I was naïve. Frightened, too, really. And insecure. I try to explain myself to me.
This is what I remember: The night before the wedding I stood at my dresser with my hand on the phone debating calling it off. Who would I call first? Call him. Then my mother, traveling across the state. Maybe she was already there, in my house. My sister had to travel too. I have a dim memory of her and maybe her husband arriving late, but that’s it – a really dim feeling about that. In any case, I did not call. I did not cancel. I put on the pink knit suit with the jeweled color that he had paid for; I dressed my kids, six and seven, in good clothes—or as good as Sears would allow me to buy, since he said I could use his charge there to outfit them. I personally cringed that my children had to wear clothing from Sears.
I probably drove us and my mother to the church. How else would I have gotten there? A church wedding. My mother was so very pleased. I had disgraced her the first time, being pregnant when I married – and she hadn’t been there anyway—and now she was pleased with me. My hair was long. We stood together, he and I, for a photo in my pink suit. There are no other photos.

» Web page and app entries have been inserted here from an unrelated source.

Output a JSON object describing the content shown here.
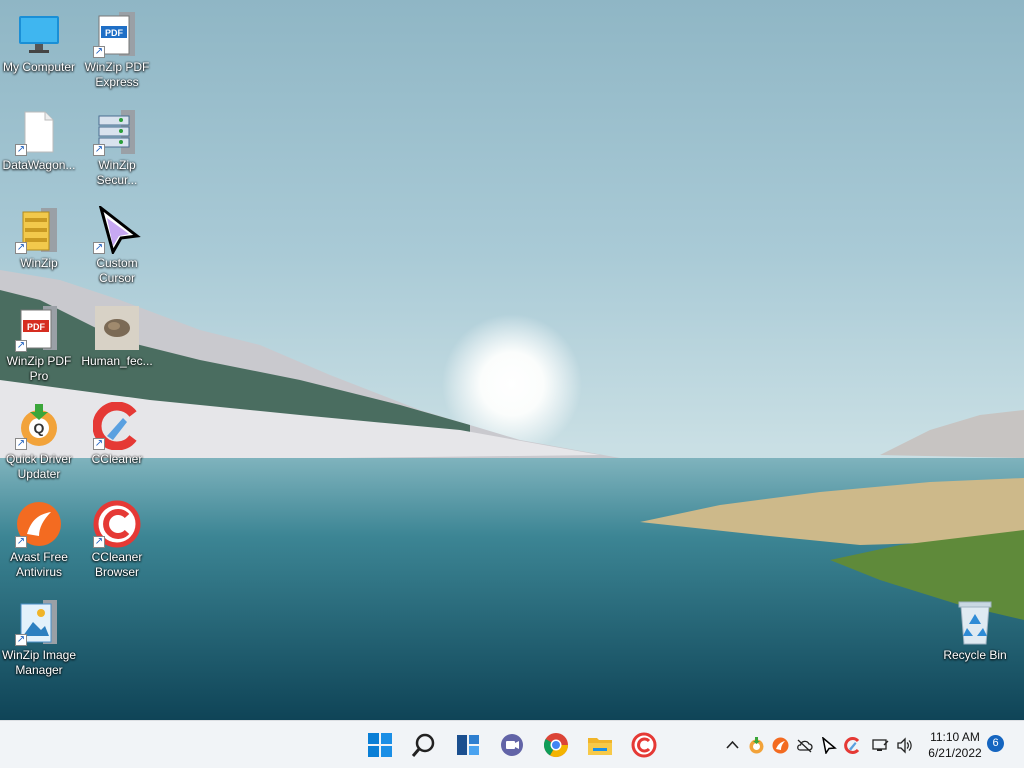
{
  "desktop": {
    "icons": [
      {
        "label": "My Computer",
        "icon": "monitor-icon"
      },
      {
        "label": "WinZip PDF\nExpress",
        "icon": "winzip-pdf-express-icon"
      },
      {
        "label": "DataWagon...",
        "icon": "blank-file-icon"
      },
      {
        "label": "WinZip\nSecur...",
        "icon": "winzip-secure-icon"
      },
      {
        "label": "WinZip",
        "icon": "winzip-icon"
      },
      {
        "label": "Custom\nCursor",
        "icon": "cursor-icon"
      },
      {
        "label": "WinZip PDF\nPro",
        "icon": "winzip-pdf-pro-icon"
      },
      {
        "label": "Human_fec...",
        "icon": "image-thumbnail-icon"
      },
      {
        "label": "Quick Driver\nUpdater",
        "icon": "quick-driver-updater-icon"
      },
      {
        "label": "CCleaner",
        "icon": "ccleaner-icon"
      },
      {
        "label": "Avast Free\nAntivirus",
        "icon": "avast-icon"
      },
      {
        "label": "CCleaner\nBrowser",
        "icon": "ccleaner-browser-icon"
      },
      {
        "label": "WinZip Image\nManager",
        "icon": "winzip-image-manager-icon"
      }
    ],
    "recycle_bin": {
      "label": "Recycle Bin",
      "icon": "recycle-bin-icon"
    }
  },
  "taskbar": {
    "pinned": [
      "start-icon",
      "search-icon",
      "widgets-icon",
      "teams-chat-icon",
      "chrome-icon",
      "file-explorer-icon",
      "ccleaner-browser-icon"
    ],
    "tray": [
      "chevron-up-icon",
      "quick-driver-tray-icon",
      "avast-tray-icon",
      "cloud-offline-icon",
      "cursor-tray-icon",
      "ccleaner-tray-icon",
      "network-icon",
      "volume-icon"
    ],
    "clock": {
      "time": "11:10 AM",
      "date": "6/21/2022"
    },
    "notifications": "6"
  },
  "colors": {
    "taskbar_bg": "#f1f4f7",
    "accent": "#0078d4",
    "badge": "#1565c0"
  }
}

That night we went to a Holiday Inn and I stared at the new ring on my finger (something inexpensive there, too), my hand clutching the sheet, in a sort of panic, thinking, well, maybe he’s nervous, but I don’t think so. I didn’t think so then. All I could think staring at that band on that sexless first night was What have I gotten myself into?
A few months later I remember driving myself one evening to a park, pulling into a parking lot with a tablet and pen writing it all down, What have I gotten myself into? I cannot get out of this. I am 29 years old, and this is my second marriage, and I cannot get out of this one. This is it. It is a lie and I am living it and this is it.
Why didn’t I know it? I think I did. I thought maybe I was wrong. He’d been married for ten years to another woman. Ten years! He’d claimed he was in despair when that marriage broke up. He was good to me, to the children. He was responsible. I needed responsibility in my shattered life , my life of struggling, with a car that would break down, with the two children, with a man—the first husband—always following me, embarrassing me. This man would get mildly amorous after several martinis. I understand now why. I don’t know how many martinis it would take me to even consider making love , to someone so averse to my inclinations.
He loved me, or the idea of me, of being what was then considered “normal.” It was a lie. It took me almost five years of living that lie before I had the courage to say, that’s enough. I don’t care what the world thinks of me—I am escaping and hereafter living the truth.